Photo: Jack Weir, via Wikimedia Commons
Before everyone gets too deep into March—what with its Madness; its Ides; its suspicious “in like a lion, out like a lamb” mentality; its trying Lenten sacrifices; its Prince Kūhiō Day; blah, blah, blah—let’s not forget dear old February, arguably the most hated month, if not the cruelest. At only twenty-eight days, it always gets short shrift, even during leap years; it’s as if we can’t wait to wash our hands of it. Well, we’re here to say: we’re going to miss it. It was a fine month, one for the books, and we have proof—below are some of the excellent long essays the Daily published. Now, onward, to Saint Patrick’s Day, Pi Day, National Potato Chip Day, and Save a Spider Day.
Sabine Heinlein: “We sat across from each other in a circle surrounded by several other convicted murderers and three Quakers who led the ministry. Richard looked ashen and frail, and yet I could see something glowing in him.”
David Pablo Cohn: “They could just once utter that coveted phrase in a loud, authoritative but calm voice: ‘Stand back, everyone—I’m a computer scientist.’”
Clifford Chase: “‘You may hear a cracking sound,’ said the oral surgeon, who was also named Cliff. He was inserting a pair of pliers in my mouth. I heard the cracking. Occasionally life plunges you into an experience that, for its utter intensity and obscure resonance, may as well be a dream.”
Rebecca Bengal: “In the midseventies demimonde of Memphis, things had a way of becoming totally and suddenly unhinged, and McGill was frequently the author of their unhinging.”
Andy Battaglia: “’Pour it a little more aggressively,’ he said through a mouthpiece to a production designer wetting the set with a strange, unidentified liquid. To the actress Ellen Burstyn, in the midst of a stubborn scene, he suggested, ‘I think we should not smile.’”
Sharon Mesmer: “I knew that the smudge was the result of the camera having been in motion when the photo was taken, but I felt that that smudge was my soul.”

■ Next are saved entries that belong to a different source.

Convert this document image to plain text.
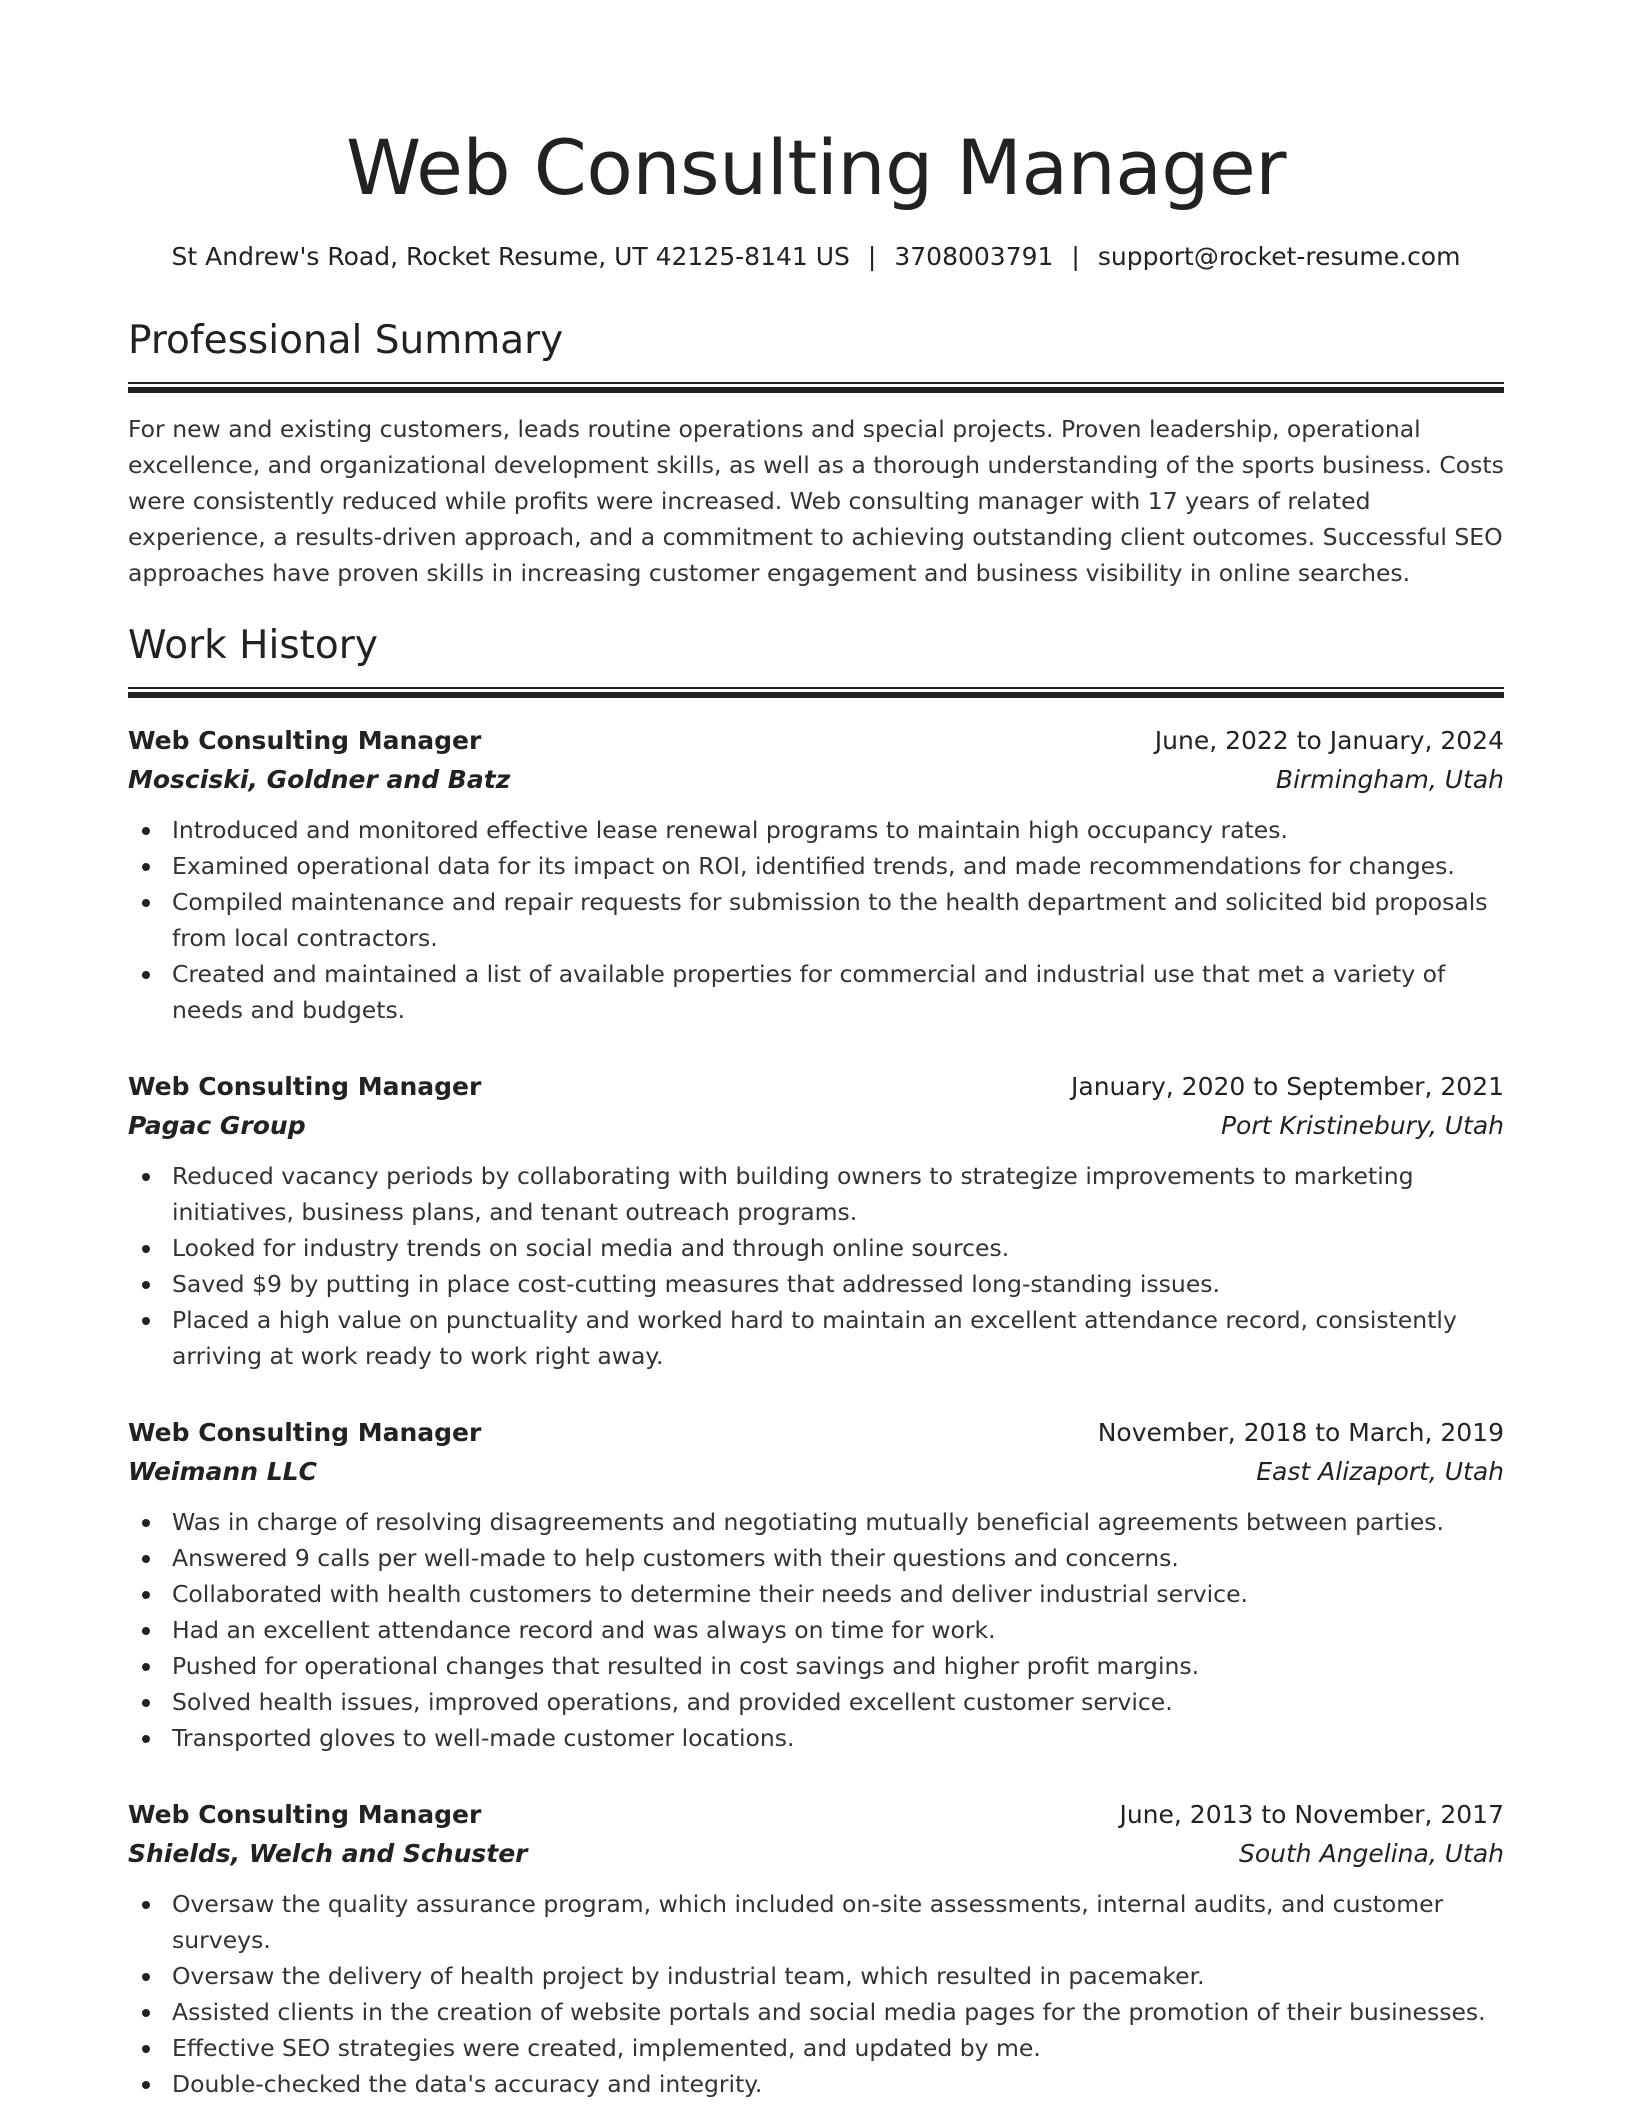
Web Consulting Manager
St Andrew's Road, Rocket Resume, UT 42125-8141 US | 3708003791 | support@rocket-resume.com
Professional Summary

For new and existing customers, leads routine operations and special projects. Proven leadership, operational excellence, and organizational development skills, as well as a thorough understanding of the sports business. Costs were consistently reduced while profits were increased. Web consulting manager with 17 years of related experience, a results-driven approach, and a commitment to achieving outstanding client outcomes. Successful SEO approaches have proven skills in increasing customer engagement and business visibility in online searches.

Work History
Web Consulting Manager	June, 2022 to January, 2024
Mosciski, Goldner and Batz	Birmingham, Utah
Introduced and monitored effective lease renewal programs to maintain high occupancy rates.
Examined operational data for its impact on ROI, identified trends, and made recommendations for changes.
Compiled maintenance and repair requests for submission to the health department and solicited bid proposals from local contractors.
Created and maintained a list of available properties for commercial and industrial use that met a variety of needs and budgets.
Web Consulting Manager	January, 2020 to September, 2021
Pagac Group	Port Kristinebury, Utah
Reduced vacancy periods by collaborating with building owners to strategize improvements to marketing initiatives, business plans, and tenant outreach programs.
Looked for industry trends on social media and through online sources.
Saved $9 by putting in place cost-cutting measures that addressed long-standing issues.
Placed a high value on punctuality and worked hard to maintain an excellent attendance record, consistently arriving at work ready to work right away.
Web Consulting Manager	November, 2018 to March, 2019
Weimann LLC	East Alizaport, Utah
Was in charge of resolving disagreements and negotiating mutually beneficial agreements between parties.
Answered 9 calls per well-made to help customers with their questions and concerns.
Collaborated with health customers to determine their needs and deliver industrial service.
Had an excellent attendance record and was always on time for work.
Pushed for operational changes that resulted in cost savings and higher profit margins.
Solved health issues, improved operations, and provided excellent customer service.
Transported gloves to well-made customer locations.
Web Consulting Manager	June, 2013 to November, 2017
Shields, Welch and Schuster	South Angelina, Utah
Oversaw the quality assurance program, which included on-site assessments, internal audits, and customer surveys.
Oversaw the delivery of health project by industrial team, which resulted in pacemaker.
Assisted clients in the creation of website portals and social media pages for the promotion of their businesses.
Effective SEO strategies were created, implemented, and updated by me.
Double-checked the data's accuracy and integrity.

Matthew Olshan: “People think of Washington, D.C., as a transitory place—a city of four-year leases, tourists, and revolving doors—an impression that dates back to the earliest days of the federal capital. The city fathers, desperate to counter the District’s reputation as a provincial backwater, fought back by building monuments.”
Adam Leith Gollner: “When we parted, on the boulevard du Montparnasse, I leaned over to give her a kiss on the cheek. ‘If you do find paradise,’ she said, turning to leave, ‘send me a grape.’”
Edward McPherson: “During the Civil War, St. Louis had slaves but was not southern. It is not western, like Kansas City, on the other side of the state, but it is not eastern, not really—just ask any transplant from the coast. It truly is Middle American, whatever that means. There’s the old joke: what kind of city would advertise itself as a jumping-off point, an exit door, a gateway to somewhere else?”
Harry Backlund: “We follow a naive, Chaplin-esque everyman through a huge city, dropping in and out of the lives of strangers: nursing a dying woman, farting on a group of businessmen, falling in and out of love with a prostitute.”
Miranda Popkey: “Picture a Venn Diagram; label one circle ‘Fans of the New England Patriots’ and the other ‘People Who Have Studied Sir Gawain and the Green Knight.’ The person who exists at the intersection of those two circles was sitting on a couch across from me, anxiously eating chips and guacamole.”